About 15,000 patients have been referred for moderate to proliferative diabetic retinopathy. “We think those patients would have gone blind if we had not picked up the disease,” he says. “It [the diagnosis] is a ‘shot across the bow’ for these patients and prompts them to manage their disease better.”
Keeping with the theme of making it easy and automated for primary care practices, Gupta’s team has developed bidirectional integrations with multiple EHRs (electronic health records) – including Epic. When the ophthalmologist signs the patient report, the data is integrated directly back into the EHR. Gupta notes that overall, IRIS’s integration with EHR systems has led to significantly more patient usage and more physician engagement.

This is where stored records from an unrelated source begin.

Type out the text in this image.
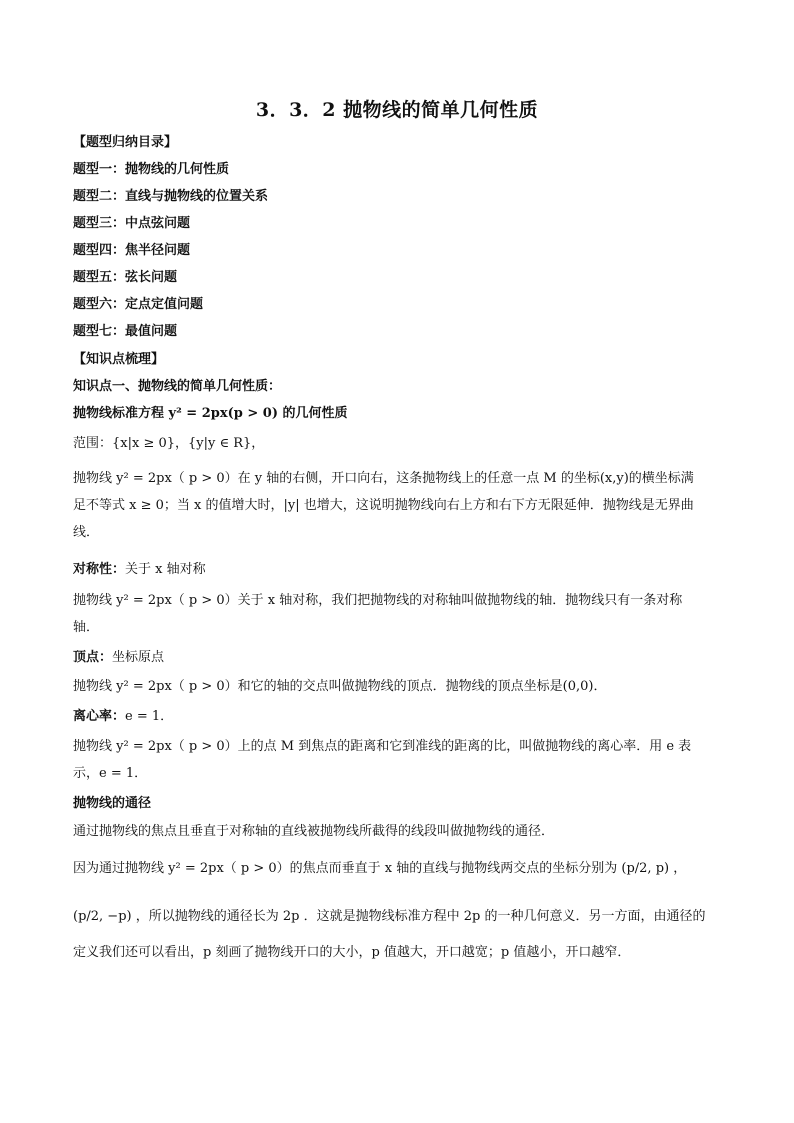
3．3．2 抛物线的简单几何性质
【题型归纳目录】
题型一：抛物线的几何性质
题型二：直线与抛物线的位置关系
题型三：中点弦问题
题型四：焦半径问题
题型五：弦长问题
题型六：定点定值问题
题型七：最值问题
【知识点梳理】
知识点一、抛物线的简单几何性质：
抛物线标准方程 y² = 2px(p > 0) 的几何性质
范围：{x|x ≥ 0}，{y|y ∈ R}，
抛物线 y² = 2px（ p > 0）在 y 轴的右侧，开口向右，这条抛物线上的任意一点 M 的坐标(x,y)的横坐标满
足不等式 x ≥ 0；当 x 的值增大时，|y| 也增大，这说明抛物线向右上方和右下方无限延伸．抛物线是无界曲
线．
对称性：关于 x 轴对称
抛物线 y² = 2px（ p > 0）关于 x 轴对称，我们把抛物线的对称轴叫做抛物线的轴．抛物线只有一条对称
轴．
顶点：坐标原点
抛物线 y² = 2px（ p > 0）和它的轴的交点叫做抛物线的顶点．抛物线的顶点坐标是(0,0)．
离心率：e = 1．
抛物线 y² = 2px（ p > 0）上的点 M 到焦点的距离和它到准线的距离的比，叫做抛物线的离心率．用 e 表
示，e = 1．
抛物线的通径
通过抛物线的焦点且垂直于对称轴的直线被抛物线所截得的线段叫做抛物线的通径．
因为通过抛物线 y² = 2px（ p > 0）的焦点而垂直于 x 轴的直线与抛物线两交点的坐标分别为 (p/2, p) ，
(p/2, −p) ，所以抛物线的通径长为 2p ．这就是抛物线标准方程中 2p 的一种几何意义．另一方面，由通径的
定义我们还可以看出，p 刻画了抛物线开口的大小，p 值越大，开口越宽；p 值越小，开口越窄．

In 2013, the Harris Health System in Houston, Texas, partnered with IRIS to improve their evaluation of diabetic patients. “It’s important all patients are evaluated, especially inner-city populations of African-Americans, Latino and Southeast Asia population, all of whom have a high-rate of diabetes,” Gupta says. Harris Health, considered a “safety net” for all residents of Harris County, is the largest county health system in Texas, and the 3rd largest in the country.
“We were able to drive home improved outcomes,” Gupta says. “Right now, Harris Healt actually does better than most private groups in the country.” He adds that Harris’s diabetic exam rate is consistently near or near 80% compliance.
Growing Diabetic Population
Nationally, the diabetic population in the United States is growing. Over the last 4 years, Harris’s diabetic population has gone from 47,000 to 58,000. To maintain and improve exam access, Harris added the bidirectional integration to their already successful IRIS platform in late 2015. To measure the effectiveness of this integration, Harris Health conducted a study of its providers and patient care technicians in the programs. The analysis evaluated efficiency, engagement and patient access.
Among the findings:
- 86% of primary care physicians (PCPs) said that the IRIS-EHR integration increased access for patients receiving diabetic retinal exams.
- 83% of PCP respondents considered the IRIS reports to be helpful for managing diabetic patients.
- After implementing the system, patient exam volume increased 49.4% compared to the same period in the prior year.
Gupta is happy with those numbers, but is always looking for improvement.
Grady Health System in Atlanta, Ga. got a glimpse of the success at Harris Health. Looking for similar results, Grady entered their own relationship with IRIS, Gupta explains. Grady has an estimated 45,000 diabetic patients who are not compliant with their eye exam every year. At least 12,000 of these patients will have pathology that otherwise until now has gone undiagnosed.
“We want to give access to everybody out there who needs a diabetic evaluation. I’d be the happiest guy in the world if we can get all these people and help them see,” Gupta says. As he sees healthcare, the importance is “taking care of the patient in front of me, not just patients at large.”
Ultimately “our mission,” Gupta concludes, “is to eliminate preventable blindness.”